Takeaway: the US is finally measuring the outbreak properly, and the international agencies agree the public-health ceiling is low for now.
What families in Australia, the UK, and the US should do
In the United States, the commercial pasteurised milk supply is considered safe; the avoidable risk sits with raw milk, raw-milk cheese, and on-farm contact. In the United Kingdom, the Food Standards Agency reiterates that pasteurised US dairy remains safe for UK consumers and advises against raw or unpasteurised milk and dairy products from any source [20]. The UK Health Security Agency's HAIRS group classifies the risk to the UK general public from H5N1 in US dairy cattle as very low, and the risk to UK dairy workers from imported US dairy genetics as very low, with active monitoring continuing [12].

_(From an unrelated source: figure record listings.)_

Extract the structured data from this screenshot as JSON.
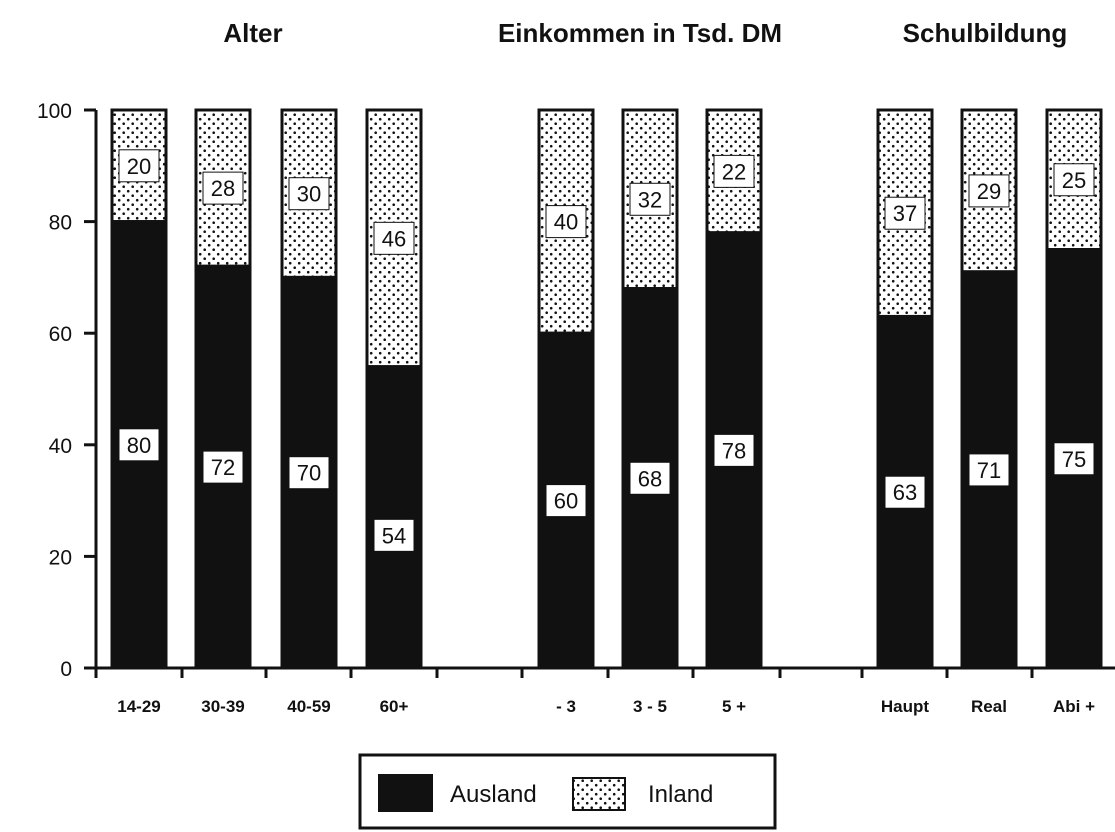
{
  "chart_data": {
    "type": "bar",
    "stacked": true,
    "groups": [
      {
        "title": "Alter",
        "categories": [
          "14-29",
          "30-39",
          "40-59",
          "60+"
        ]
      },
      {
        "title": "Einkommen in Tsd. DM",
        "categories": [
          "- 3",
          "3 - 5",
          "5 +"
        ]
      },
      {
        "title": "Schulbildung",
        "categories": [
          "Haupt",
          "Real",
          "Abi +"
        ]
      }
    ],
    "categories": [
      "14-29",
      "30-39",
      "40-59",
      "60+",
      "- 3",
      "3 - 5",
      "5 +",
      "Haupt",
      "Real",
      "Abi +"
    ],
    "series": [
      {
        "name": "Ausland",
        "values": [
          80,
          72,
          70,
          54,
          60,
          68,
          78,
          63,
          71,
          75
        ]
      },
      {
        "name": "Inland",
        "values": [
          20,
          28,
          30,
          46,
          40,
          32,
          22,
          37,
          29,
          25
        ]
      }
    ],
    "ylim": [
      0,
      100
    ],
    "yticks": [
      0,
      20,
      40,
      60,
      80,
      100
    ],
    "legend": {
      "placement": "bottom-center"
    },
    "colors": {
      "Ausland": "#111111",
      "Inland": "#ffffff",
      "dots": "#111111"
    }
  }
}
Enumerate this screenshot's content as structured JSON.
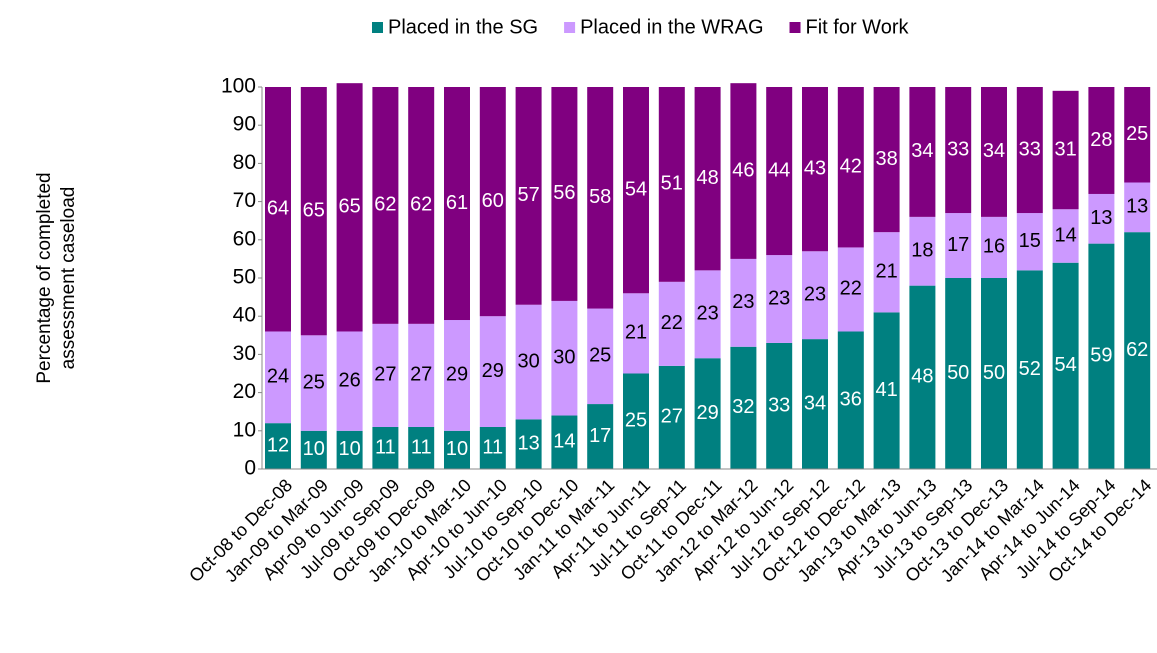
{
  "chart_data": {
    "type": "stacked_bar",
    "ylabel": [
      "Percentage of completed",
      "assessment caseload"
    ],
    "categories": [
      "Oct-08 to Dec-08",
      "Jan-09 to Mar-09",
      "Apr-09 to Jun-09",
      "Jul-09 to Sep-09",
      "Oct-09 to Dec-09",
      "Jan-10 to Mar-10",
      "Apr-10 to Jun-10",
      "Jul-10 to Sep-10",
      "Oct-10 to Dec-10",
      "Jan-11 to Mar-11",
      "Apr-11 to Jun-11",
      "Jul-11 to Sep-11",
      "Oct-11 to Dec-11",
      "Jan-12 to Mar-12",
      "Apr-12 to Jun-12",
      "Jul-12 to Sep-12",
      "Oct-12 to Dec-12",
      "Jan-13 to Mar-13",
      "Apr-13 to Jun-13",
      "Jul-13 to Sep-13",
      "Oct-13 to Dec-13",
      "Jan-14 to Mar-14",
      "Apr-14 to Jun-14",
      "Jul-14 to Sep-14",
      "Oct-14 to Dec-14"
    ],
    "series": [
      {
        "name": "Placed in the SG",
        "color": "#008080",
        "label_color": "#ffffff",
        "values": [
          12,
          10,
          10,
          11,
          11,
          10,
          11,
          13,
          14,
          17,
          25,
          27,
          29,
          32,
          33,
          34,
          36,
          41,
          48,
          50,
          50,
          52,
          54,
          59,
          62
        ]
      },
      {
        "name": "Placed in the WRAG",
        "color": "#cc99ff",
        "label_color": "#000000",
        "values": [
          24,
          25,
          26,
          27,
          27,
          29,
          29,
          30,
          30,
          25,
          21,
          22,
          23,
          23,
          23,
          23,
          22,
          21,
          18,
          17,
          16,
          15,
          14,
          13,
          13
        ]
      },
      {
        "name": "Fit for Work",
        "color": "#800080",
        "label_color": "#ffffff",
        "values": [
          64,
          65,
          65,
          62,
          62,
          61,
          60,
          57,
          56,
          58,
          54,
          51,
          48,
          46,
          44,
          43,
          42,
          38,
          34,
          33,
          34,
          33,
          31,
          28,
          25
        ]
      }
    ],
    "ylim": [
      0,
      100
    ],
    "yticks": [
      0,
      10,
      20,
      30,
      40,
      50,
      60,
      70,
      80,
      90,
      100
    ],
    "legend": "top"
  }
}
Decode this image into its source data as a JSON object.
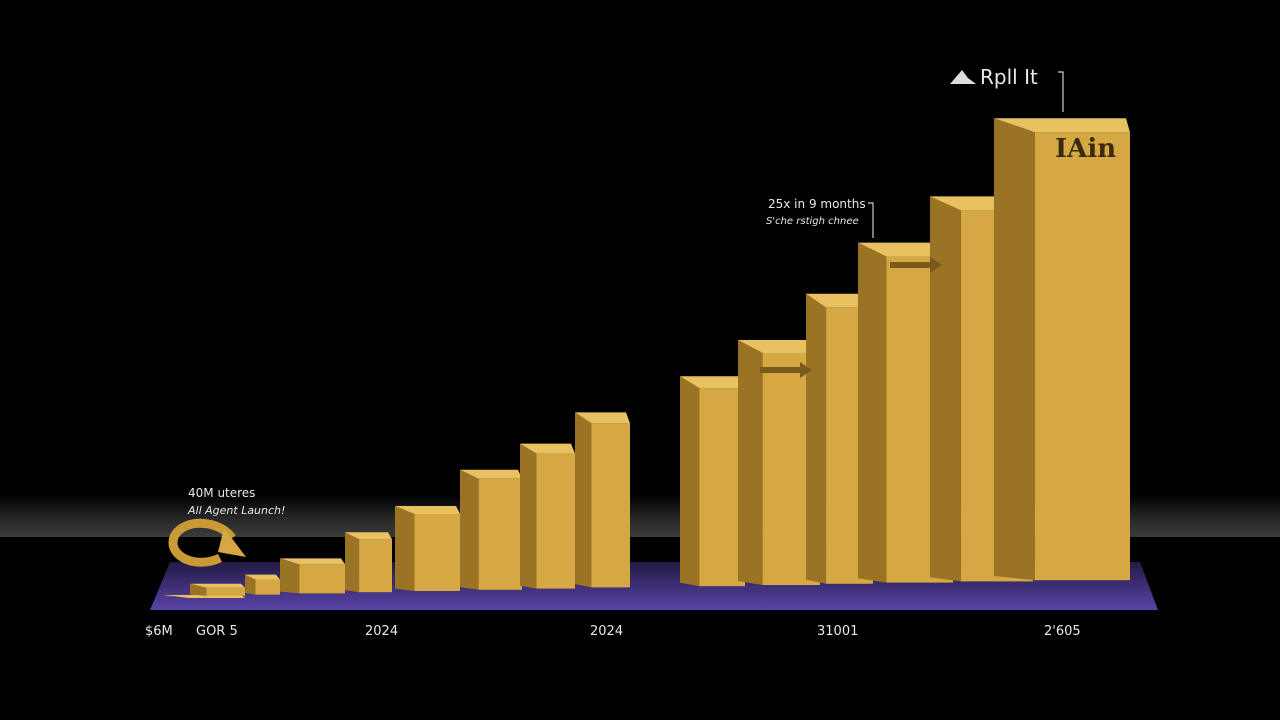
{
  "chart_data": {
    "type": "bar",
    "style": "3d-bars",
    "title": "",
    "xlabel": "",
    "ylabel": "",
    "values_note": "relative bar heights, no y-axis printed",
    "values": [
      2,
      12,
      20,
      35,
      60,
      85,
      120,
      145,
      175,
      210,
      245,
      290,
      340,
      385,
      462
    ],
    "x_tick_labels": [
      "$6M",
      "GOR 5",
      "2024",
      "2024",
      "31001",
      "2'605"
    ],
    "annotations": {
      "left_title": "40M uteres",
      "left_subtitle": "All Agent Launch!",
      "mid_title": "25x in 9 months",
      "mid_subtitle": "S'che rstigh chnee",
      "logo_text": "Rpll It",
      "top_bar_label": "IAin"
    },
    "grid": false,
    "legend": "none",
    "colors": {
      "background": "#000000",
      "bar_front": "#d6a844",
      "bar_side": "#9a7424",
      "bar_top": "#e8c260",
      "floor": "#4a3590",
      "text": "#e8e8e8"
    }
  }
}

In Australia, the picture is even more reassuring. The Department of Agriculture, Fisheries and Forestry confirms Australia remains H5-free in commercial poultry, with no detections of H5N1 in dairy cattle, and the risk of introduction via imported dairy products or live cattle from the US is considered low under existing import controls [13]. NSW Department of Primary Industries maintains that Australia's commercial dairy herds remain H5-free, with movement controls and surveillance testing as the primary mitigations [17]. For Australian families, the relevant habit is the one already in place: choose pasteurised dairy, avoid raw milk, and don't worry about the imported cheese in the chiller.
The converging message from regulators in all three countries is the same: pasteurised dairy is safe, raw dairy is not, and the people at meaningful risk are dairy workers, not breakfast tables.
Takeaway: keep choosing pasteurised milk, and the rest of the family risk picture is small.